Here's What To Do After a Data Breach

Highlights:

• Prevention is your best tool: Use strong passwords and multi-factor authentication.
• If your data is leaked in a breach, be proactive and change your passwords.
• Monitor your credit reports and take action if you see unexpected activity or new accounts.

What is a data breach?

A data breach is a security incident which enables unauthorized parties to get access to confidential information. This could be anything from a burglar stealing physical files to a cyberattacker downloading a customer database.

When a company you're a customer of suffers a data breach, it's important to take the situation seriously and act quickly to protect your identity. Data breaches can expose your personal information, such as: your name, address, Social Security number and financial details, to cybercriminals who may use it for fraudulent activities.

How to Secure Your Identity After a Data Breach

The first thing you should do is take advantage of any services the breached company offers to help protect you.

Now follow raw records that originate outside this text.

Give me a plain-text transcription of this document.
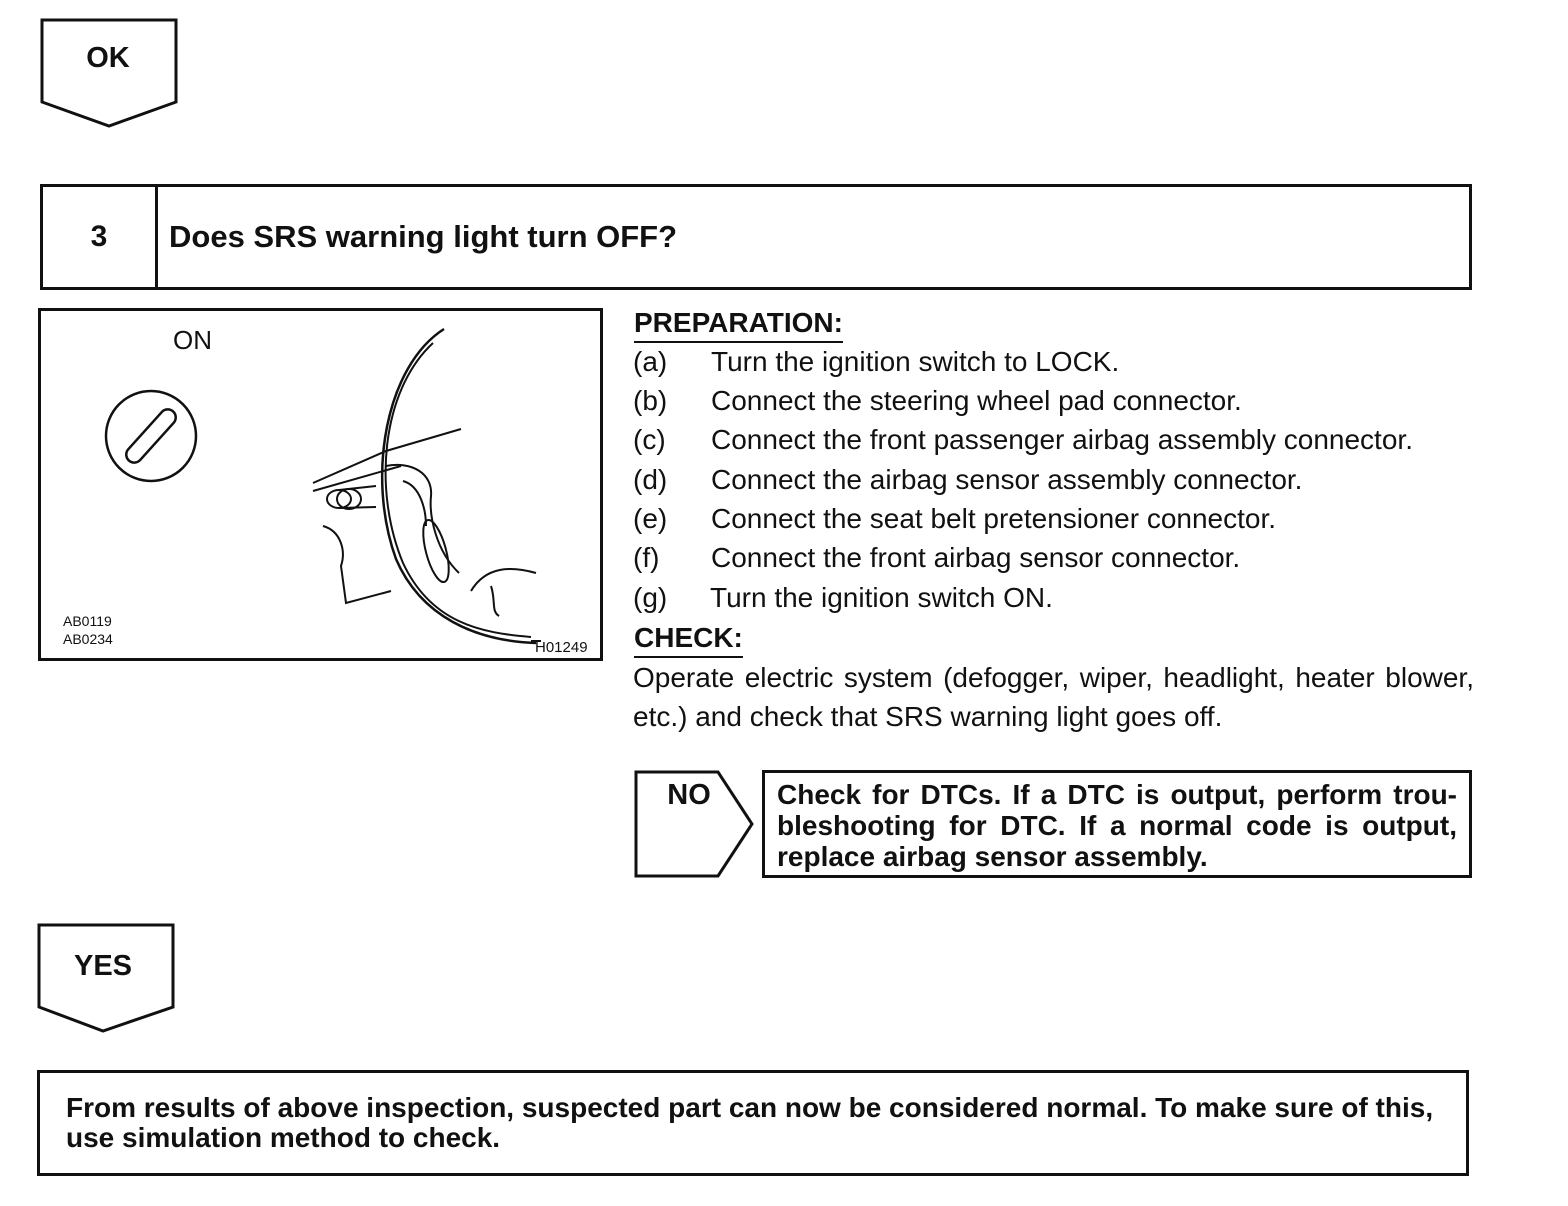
OK
3	Does SRS warning light turn OFF?
ON
AB0119
AB0234	H01249
PREPARATION:
(a) Turn the ignition switch to LOCK.
(b) Connect the steering wheel pad connector.
(c) Connect the front passenger airbag assembly connector.
(d) Connect the airbag sensor assembly connector.
(e) Connect the seat belt pretensioner connector.
(f) Connect the front airbag sensor connector.
(g) Turn the ignition switch ON.
CHECK:
Operate electric system (defogger, wiper, headlight, heater blower, etc.) and check that SRS warning light goes off.
NO	Check for DTCs. If a DTC is output, perform trou-bleshooting for DTC. If a normal code is output, replace airbag sensor assembly.
YES
From results of above inspection, suspected part can now be considered normal. To make sure of this, use simulation method to check.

In some cases, they may offer free credit monitoring services. If this is available, sign up for it immediately. Credit monitoring services can track changes to your credit reports and alert you to any suspicious activity and key changes to your credit reports, like new accounts being opened in your name.

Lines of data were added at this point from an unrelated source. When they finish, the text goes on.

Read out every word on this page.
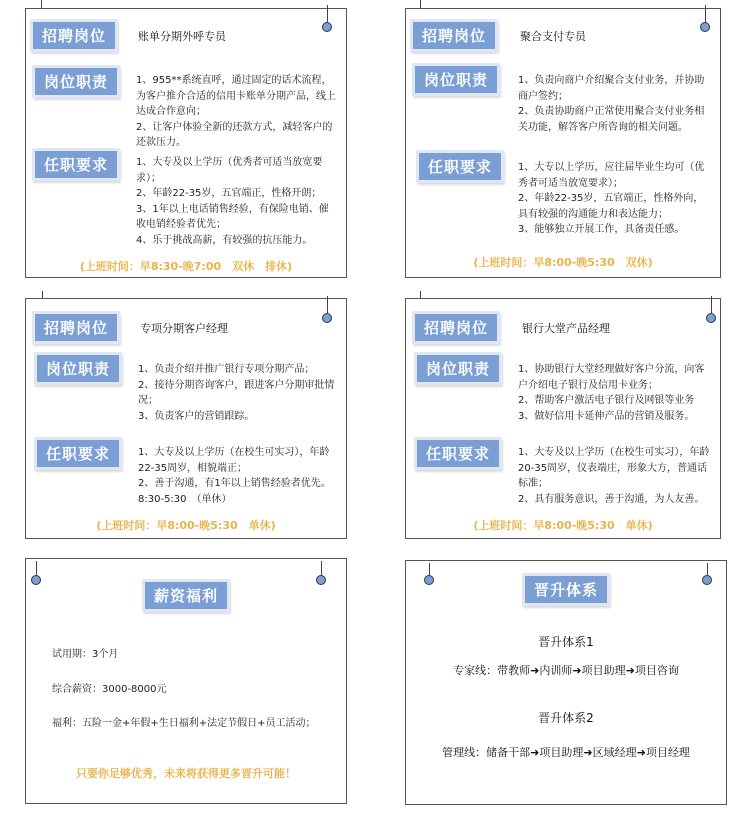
招聘岗位	账单分期外呼专员
岗位职责	1、955**系统直呼，通过固定的话术流程，为客户推介合适的信用卡账单分期产品，线上达成合作意向；

2、让客户体验全新的还款方式，减轻客户的还款压力。

任职要求	1、大专及以上学历（优秀者可适当放宽要求）；

2、年龄22-35岁，五官端正，性格开朗；

3、1年以上电话销售经验，有保险电销、催收电销经验者优先；

4、乐于挑战高薪，有较强的抗压能力。

(上班时间：早8:30-晚7:00　双休　排休)
招聘岗位	聚合支付专员
岗位职责	1、负责向商户介绍聚合支付业务，并协助商户签约；

2、负责协助商户正常使用聚合支付业务相关功能，解答客户所咨询的相关问题。

任职要求	1、大专以上学历，应往届毕业生均可（优秀者可适当放宽要求）；

2、年龄22-35岁，五官端正，性格外向，具有较强的沟通能力和表达能力；

3、能够独立开展工作，具备责任感。

(上班时间：早8:00-晚5:30　双休)
招聘岗位	专项分期客户经理
岗位职责	1、负责介绍并推广银行专项分期产品；

2、接待分期咨询客户，跟进客户分期审批情况；

3、负责客户的营销跟踪。

任职要求	1、大专及以上学历（在校生可实习），年龄22-35周岁，相貌端正；

2、善于沟通，有1年以上销售经验者优先。

8:30-5:30　（单休）

(上班时间：早8:00-晚5:30　单休)
招聘岗位	银行大堂产品经理
岗位职责	1、协助银行大堂经理做好客户分流，向客户介绍电子银行及信用卡业务；

2、帮助客户激活电子银行及网银等业务

3、做好信用卡延伸产品的营销及服务。

任职要求	1、大专及以上学历（在校生可实习），年龄20-35周岁，仪表端庄，形象大方，普通话标准；

2、具有服务意识，善于沟通，为人友善。

(上班时间：早8:00-晚5:30　单休)
薪资福利
试用期：3个月
综合薪资：3000-8000元
福利：五险一金+年假+生日福利+法定节假日+员工活动；
只要你足够优秀，未来将获得更多晋升可能！
晋升体系
晋升体系1
专家线：带教师➜内训师➜项目助理➜项目咨询
晋升体系2
管理线：储备干部➜项目助理➜区域经理➜项目经理
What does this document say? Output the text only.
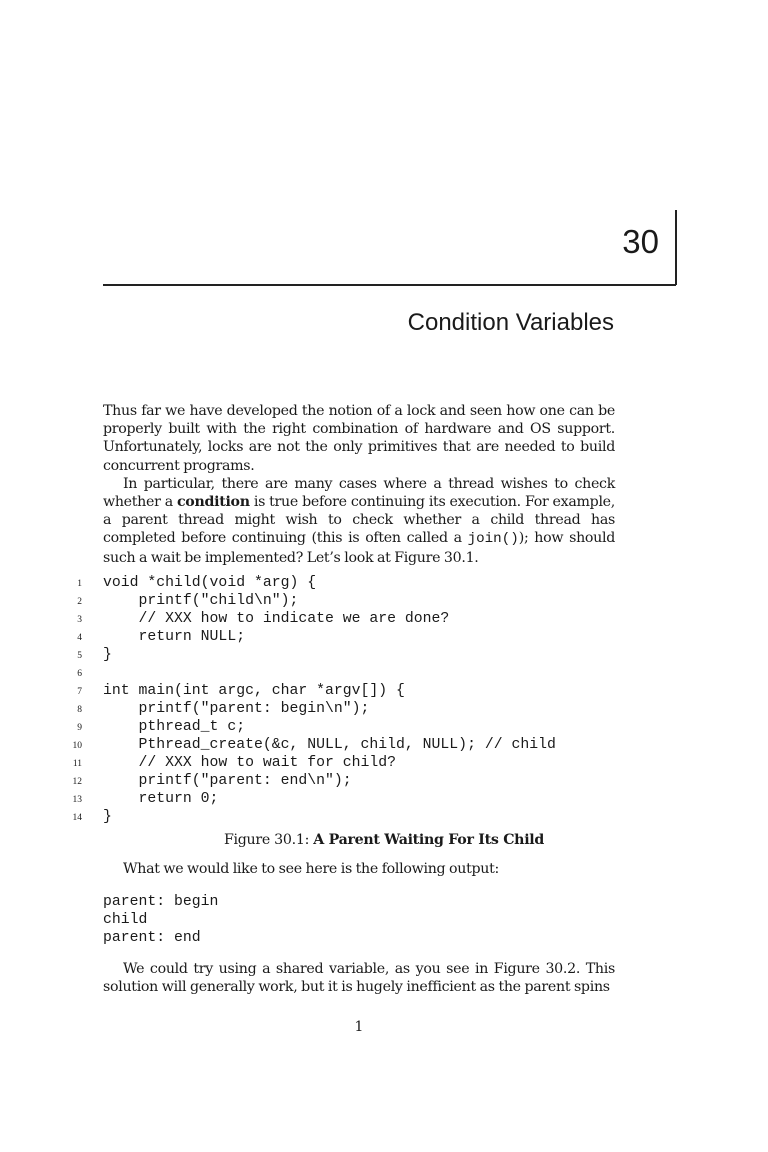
30
Condition Variables

Thus far we have developed the notion of a lock and seen how one can be properly built with the right combination of hardware and OS support. Unfortunately, locks are not the only primitives that are needed to build concurrent programs.

In particular, there are many cases where a thread wishes to check whether a condition is true before continuing its execution. For example, a parent thread might wish to check whether a child thread has completed before continuing (this is often called a join()); how should such a wait be implemented? Let’s look at Figure 30.1.

1 void *child(void *arg) {
2 printf("child\n");
3 // XXX how to indicate we are done?
4 return NULL;
5 }
6
7 int main(int argc, char *argv[]) {
8 printf("parent: begin\n");
9 pthread_t c;
10 Pthread_create(&c, NULL, child, NULL); // child
11 // XXX how to wait for child?
12 printf("parent: end\n");
13 return 0;
14 }
Figure 30.1: A Parent Waiting For Its Child

What we would like to see here is the following output:

parent: begin
child
parent: end

We could try using a shared variable, as you see in Figure 30.2. This solution will generally work, but it is hugely inefficient as the parent spins

1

Placing a security freeze is an important step you can take to restrict access to your Equifax^® credit report, with certain exceptions. This will restrict access on who can still access your Equifax credit report to open new accounts. A security freeze helps to prevent lenders from accessing your credit report, which can stop identity thieves from opening new accounts in your name. Security freezes must be placed on your credit reports separately at each nationwide credit reporting agency (NCRA)—Equifax, Experian^® and TransUnion^®. Placing, lifting and removing a security freeze is free.

You should also consider placing a fraud alert on your credit report. A fraud alert is a notice added to your credit reports that encourages lenders and creditors to take extra steps to verify your identity before issuing credit. You only need to contact one of the three NCRAs to place a fraud alert. Then the NCRA will forward your fraud alert request to the other two.

Steps to Take After a Data Breach

If you see a data breach reported in the news, don't panic:

• Contact the company whose records have been breached if you're a customer, to determine if your data was exposed.
• Change your password and follow best practices, such as never reusing passwords and including personal information in the password.
• If the account or application supports it, use two-factor authentication.
• If you think your personal information has been used elsewhere, notify your financial institutions and the three nationwide consumer credit reporting agencies—Equifax, Experian and TransUnion.

Protecting Your Private Information From Hackers

It's always better to be safe than sorry. Here are some things you can do to keep your accounts secure:

• Use strong passwords for all of your accounts that are long, complex and have a variety of different characters.
• Do not reuse passwords on multiple websites.
• Never open an attachment or click on a link in an email you weren't expecting.
• Do not share your personal information over instant messaging services.
• Update the apps on your phone regularly.
• Update your computer/laptop and anti-virus software regularly.

Understanding Recent Data Breaches

Businesses are often obligated to notify customers if their data has been exposed due to a breach. However, they may not be able to reach you if you've changed your email address or phone number, so it's a good idea to stay up to date yourself:

• Some password managers may notify you if one of your passwords has appeared in a data breach. Change your password immediately if this happens.
• Use the "Notify Me" service on HaveIBeenPwned.com to be alerted about new breached accounts matching your email address.
• If you find out about a breach, immediately follow the steps above.

The Importance of Taking Action

Even though financial institutions have several safeguards in place to protect customers from identity theft, skilled attackers can sometimes breach them. When identity thieves succeed, the consequences can be severe and long-lasting. For example, if someone takes out loans in your name, this could negatively affect your credit reports and credit scores.

Contact any one of these three nationwide credit reporting companies Equifax, Experian, or Transunion to place fraud alerts and security freezes on your credit reports. If you've been a victim of identity theft, you can request the credit reporting agencies to remove fraudulent information and debts from your credit reports.

If you freeze your credit before anything happens, you can save yourself time and stress. A security freeze makes it much more difficult for thieves to open new accounts in your name, as lenders won't be able to access your credit report without your permission. This simple step can act as a strong line of defense against potential identity theft. You can place and manage a security freeze on your Equifax credit report online by creating or signing into your myEquifax™ account.

By taking these proactive steps, you can better protect yourself from identity theft and the headaches that come with it.